The HAP pilot will reach 50–100 households across Dekina LGA and FCT in its first year. ELSOPHI’s goal is to scale to 500–1,000 households by 2027 and contribute a replicable model to NHIA’s national community enrolment strategy.

 

FAMILY EMPOWERMENT PROJECT (FEP)Vocational Skills · Enterprise Development · Livelihoods · Kogi State & FCT

Young women aged 18–30 in Nigeria face compounding economic exclusion: youth unemployment among women exceeds 40% in Kogi State. Most vocational programmes address only one barrier: training without capital or loans without business support. FEP integrates four responses into a single model.

 

A demand assessment surveys participants and local markets before training begins, ensuring women learn skills the market needs. Vocational skills training in the top market-identified areas runs over 3–4 months. Business Development Training covers enterprise registration, financial management, and market linkage. Consumption support during training prevents dropout driven by immediate household food insecurity. Qualifying graduates receive a start-up kit valued at ₦100,000–₦200,000, followed by three months of structured post-training mentorship.

 

FEP will reach 50–100 young women in its first year, generating enterprise and income data to support institutional donor applications.
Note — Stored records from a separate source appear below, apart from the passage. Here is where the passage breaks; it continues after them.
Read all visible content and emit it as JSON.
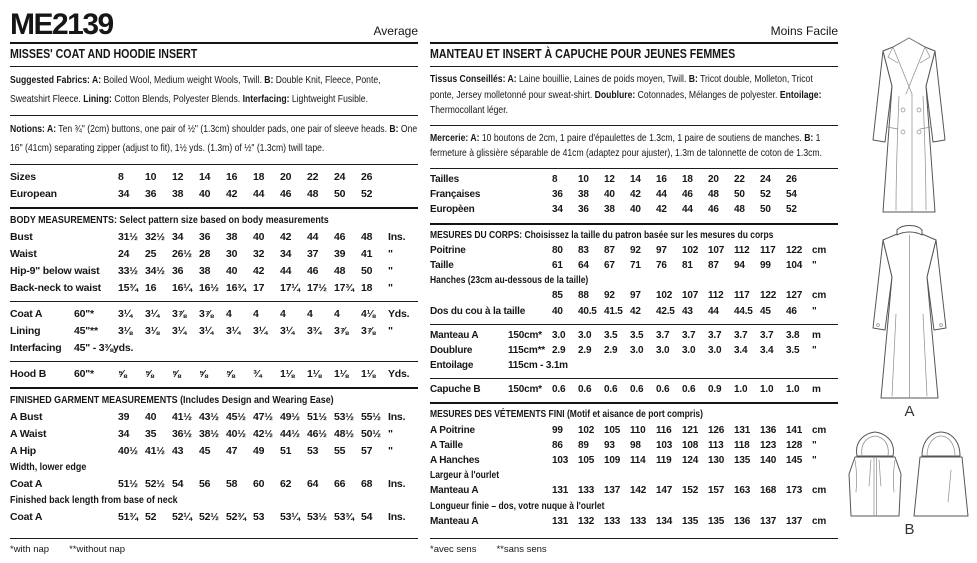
{
  "colors": {
    "ink": "#1c1c1c",
    "paper": "#ffffff"
  },
  "left": {
    "pattern_number": "ME2139",
    "difficulty": "Average",
    "title": "MISSES' COAT AND HOODIE INSERT",
    "fabrics": [
      {
        "b": "Suggested Fabrics: A:"
      },
      {
        "t": " Boiled Wool, Medium weight Wools, Twill. "
      },
      {
        "b": "B:"
      },
      {
        "t": " Double Knit, Fleece, Ponte, Sweatshirt Fleece. "
      },
      {
        "b": "Lining:"
      },
      {
        "t": " Cotton Blends, Polyester Blends. "
      },
      {
        "b": "Interfacing:"
      },
      {
        "t": " Lightweight Fusible."
      }
    ],
    "notions": [
      {
        "b": "Notions: A:"
      },
      {
        "t": " Ten ¾\" (2cm) buttons, one pair of ½\" (1.3cm) shoulder pads, one pair of sleeve heads. "
      },
      {
        "b": "B:"
      },
      {
        "t": " One 16\" (41cm) separating zipper (adjust to fit), 1½ yds. (1.3m) of ½\" (1.3cm) twill tape."
      }
    ],
    "sizes_rows": [
      {
        "label": "Sizes",
        "values": [
          "8",
          "10",
          "12",
          "14",
          "16",
          "18",
          "20",
          "22",
          "24",
          "26"
        ],
        "unit": ""
      },
      {
        "label": "European",
        "values": [
          "34",
          "36",
          "38",
          "40",
          "42",
          "44",
          "46",
          "48",
          "50",
          "52"
        ],
        "unit": ""
      }
    ],
    "body_rows": [
      {
        "full": "BODY MEASUREMENTS: Select pattern size based on body measurements"
      },
      {
        "label": "Bust",
        "values": [
          "31½",
          "32½",
          "34",
          "36",
          "38",
          "40",
          "42",
          "44",
          "46",
          "48"
        ],
        "unit": "Ins."
      },
      {
        "label": "Waist",
        "values": [
          "24",
          "25",
          "26½",
          "28",
          "30",
          "32",
          "34",
          "37",
          "39",
          "41"
        ],
        "unit": "\""
      },
      {
        "label": "Hip-9\" below waist",
        "values": [
          "33½",
          "34½",
          "36",
          "38",
          "40",
          "42",
          "44",
          "46",
          "48",
          "50"
        ],
        "unit": "\""
      },
      {
        "label": "Back-neck to waist",
        "values": [
          "15¾",
          "16",
          "16¼",
          "16½",
          "16¾",
          "17",
          "17¼",
          "17½",
          "17¾",
          "18"
        ],
        "unit": "\""
      }
    ],
    "yardage_rows": [
      {
        "label": "Coat A",
        "width": "60\"*",
        "values": [
          "3¼",
          "3¼",
          "3⅞",
          "3⅞",
          "4",
          "4",
          "4",
          "4",
          "4",
          "4⅛"
        ],
        "unit": "Yds."
      },
      {
        "label": "Lining",
        "width": "45\"**",
        "values": [
          "3⅛",
          "3⅛",
          "3¼",
          "3¼",
          "3¼",
          "3¼",
          "3¼",
          "3¾",
          "3⅞",
          "3⅞"
        ],
        "unit": "\""
      },
      {
        "label": "Interfacing",
        "span": "45\" - 3⅜yds."
      }
    ],
    "hood_rows": [
      {
        "label": "Hood B",
        "width": "60\"*",
        "values": [
          "⅝",
          "⅝",
          "⅝",
          "⅝",
          "⅝",
          "¾",
          "1⅛",
          "1⅛",
          "1⅛",
          "1⅛"
        ],
        "unit": "Yds."
      }
    ],
    "finished_rows": [
      {
        "full": "FINISHED GARMENT MEASUREMENTS (Includes Design and Wearing Ease)"
      },
      {
        "label": "A Bust",
        "values": [
          "39",
          "40",
          "41½",
          "43½",
          "45½",
          "47½",
          "49½",
          "51½",
          "53½",
          "55½"
        ],
        "unit": "Ins."
      },
      {
        "label": "A Waist",
        "values": [
          "34",
          "35",
          "36½",
          "38½",
          "40½",
          "42½",
          "44½",
          "46½",
          "48½",
          "50½"
        ],
        "unit": "\""
      },
      {
        "label": "A Hip",
        "values": [
          "40½",
          "41½",
          "43",
          "45",
          "47",
          "49",
          "51",
          "53",
          "55",
          "57"
        ],
        "unit": "\""
      },
      {
        "full": "Width, lower edge"
      },
      {
        "label": "Coat A",
        "values": [
          "51½",
          "52½",
          "54",
          "56",
          "58",
          "60",
          "62",
          "64",
          "66",
          "68"
        ],
        "unit": "Ins."
      },
      {
        "full": "Finished back length from base of neck"
      },
      {
        "label": "Coat A",
        "values": [
          "51¾",
          "52",
          "52¼",
          "52½",
          "52¾",
          "53",
          "53¼",
          "53½",
          "53¾",
          "54"
        ],
        "unit": "Ins."
      }
    ],
    "footnotes": [
      "*with nap",
      "**without nap"
    ]
  },
  "right": {
    "difficulty": "Moins Facile",
    "title": "MANTEAU ET INSERT À CAPUCHE POUR JEUNES FEMMES",
    "fabrics": [
      {
        "b": "Tissus Conseillés: A:"
      },
      {
        "t": " Laine bouillie, Laines de poids moyen, Twill. "
      },
      {
        "b": "B:"
      },
      {
        "t": " Tricot double, Molleton, Tricot ponte, Jersey molletonné pour sweat-shirt. "
      },
      {
        "b": "Doublure:"
      },
      {
        "t": " Cotonnades, Mélanges de polyester. "
      },
      {
        "b": "Entoilage:"
      },
      {
        "t": " Thermocollant léger."
      }
    ],
    "notions": [
      {
        "b": "Mercerie: A:"
      },
      {
        "t": " 10 boutons de 2cm, 1 paire d'épaulettes de 1.3cm, 1 paire de soutiens de manches. "
      },
      {
        "b": "B:"
      },
      {
        "t": " 1 fermeture à glissière séparable de 41cm (adaptez pour ajuster), 1.3m de talonnette de coton de 1.3cm."
      }
    ],
    "sizes_rows": [
      {
        "label": "Tailles",
        "values": [
          "8",
          "10",
          "12",
          "14",
          "16",
          "18",
          "20",
          "22",
          "24",
          "26"
        ],
        "unit": ""
      },
      {
        "label": "Françaises",
        "values": [
          "36",
          "38",
          "40",
          "42",
          "44",
          "46",
          "48",
          "50",
          "52",
          "54"
        ],
        "unit": ""
      },
      {
        "label": "Europèen",
        "values": [
          "34",
          "36",
          "38",
          "40",
          "42",
          "44",
          "46",
          "48",
          "50",
          "52"
        ],
        "unit": ""
      }
    ],
    "body_rows": [
      {
        "full": "MESURES DU CORPS: Choisissez la taille du patron basée sur les mesures du corps"
      },
      {
        "label": "Poitrine",
        "values": [
          "80",
          "83",
          "87",
          "92",
          "97",
          "102",
          "107",
          "112",
          "117",
          "122"
        ],
        "unit": "cm"
      },
      {
        "label": "Taille",
        "values": [
          "61",
          "64",
          "67",
          "71",
          "76",
          "81",
          "87",
          "94",
          "99",
          "104"
        ],
        "unit": "\""
      },
      {
        "full": "Hanches (23cm au-dessous de la taille)"
      },
      {
        "label": "",
        "values": [
          "85",
          "88",
          "92",
          "97",
          "102",
          "107",
          "112",
          "117",
          "122",
          "127"
        ],
        "unit": "cm"
      },
      {
        "label": "Dos du cou à la taille",
        "values": [
          "40",
          "40.5",
          "41.5",
          "42",
          "42.5",
          "43",
          "44",
          "44.5",
          "45",
          "46"
        ],
        "unit": "\""
      }
    ],
    "yardage_rows": [
      {
        "label": "Manteau A",
        "width": "150cm*",
        "values": [
          "3.0",
          "3.0",
          "3.5",
          "3.5",
          "3.7",
          "3.7",
          "3.7",
          "3.7",
          "3.7",
          "3.8"
        ],
        "unit": "m"
      },
      {
        "label": "Doublure",
        "width": "115cm**",
        "values": [
          "2.9",
          "2.9",
          "2.9",
          "3.0",
          "3.0",
          "3.0",
          "3.0",
          "3.4",
          "3.4",
          "3.5"
        ],
        "unit": "\""
      },
      {
        "label": "Entoilage",
        "span": "115cm - 3.1m"
      }
    ],
    "hood_rows": [
      {
        "label": "Capuche B",
        "width": "150cm*",
        "values": [
          "0.6",
          "0.6",
          "0.6",
          "0.6",
          "0.6",
          "0.6",
          "0.9",
          "1.0",
          "1.0",
          "1.0"
        ],
        "unit": "m"
      }
    ],
    "finished_rows": [
      {
        "full": "MESURES DES VÉTEMENTS FINI (Motif et aisance de port compris)"
      },
      {
        "label": "A Poitrine",
        "values": [
          "99",
          "102",
          "105",
          "110",
          "116",
          "121",
          "126",
          "131",
          "136",
          "141"
        ],
        "unit": "cm"
      },
      {
        "label": "A Taille",
        "values": [
          "86",
          "89",
          "93",
          "98",
          "103",
          "108",
          "113",
          "118",
          "123",
          "128"
        ],
        "unit": "\""
      },
      {
        "label": "A Hanches",
        "values": [
          "103",
          "105",
          "109",
          "114",
          "119",
          "124",
          "130",
          "135",
          "140",
          "145"
        ],
        "unit": "\""
      },
      {
        "full": "Largeur à l'ourlet"
      },
      {
        "label": "Manteau A",
        "values": [
          "131",
          "133",
          "137",
          "142",
          "147",
          "152",
          "157",
          "163",
          "168",
          "173"
        ],
        "unit": "cm"
      },
      {
        "full": "Longueur finie – dos, votre nuque à l'ourlet"
      },
      {
        "label": "Manteau A",
        "values": [
          "131",
          "132",
          "133",
          "133",
          "134",
          "135",
          "135",
          "136",
          "137",
          "137"
        ],
        "unit": "cm"
      }
    ],
    "footnotes": [
      "*avec sens",
      "**sans sens"
    ]
  },
  "illustrations": {
    "view_a_label": "A",
    "view_b_label": "B"
  }
}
ELSOPHI’s goal is to scale to 1,000 women by 2028 with NDE integration.

IMPLEMENTATION RESEARCHEvidence Generation · Learning · Scale · Across All Pilots

ELSOPHI’s three pilots are not simply service delivery projects; they are a deliberately designed learning system generating rigorous evidence about what works, why it works, and what it costs.

 

Implementation Research (IR) is embedded across SAP, HAP, and FEP as a fourth strategic pillar. Each pilot runs baseline, midline, and endline assessments using validated tools. Cost-per-outcome data is tracked across every component. A six-week learn-and-adapt cycle ensures findings improve programmes in real time. ELSOPHI is developing academic research partnerships with Nigerian universities and applying to the Fund for Innovation in Development (FID) and the Brink Foundation Gender and Learning Evidence Fund to strengthen the evidence infrastructure.

 

By 2028, ELSOPHI aims to publish evidence reports from all three pilots, positioning the organisation as a credible, evidence-generating implementing partner for the most demanding institutional donors in global development.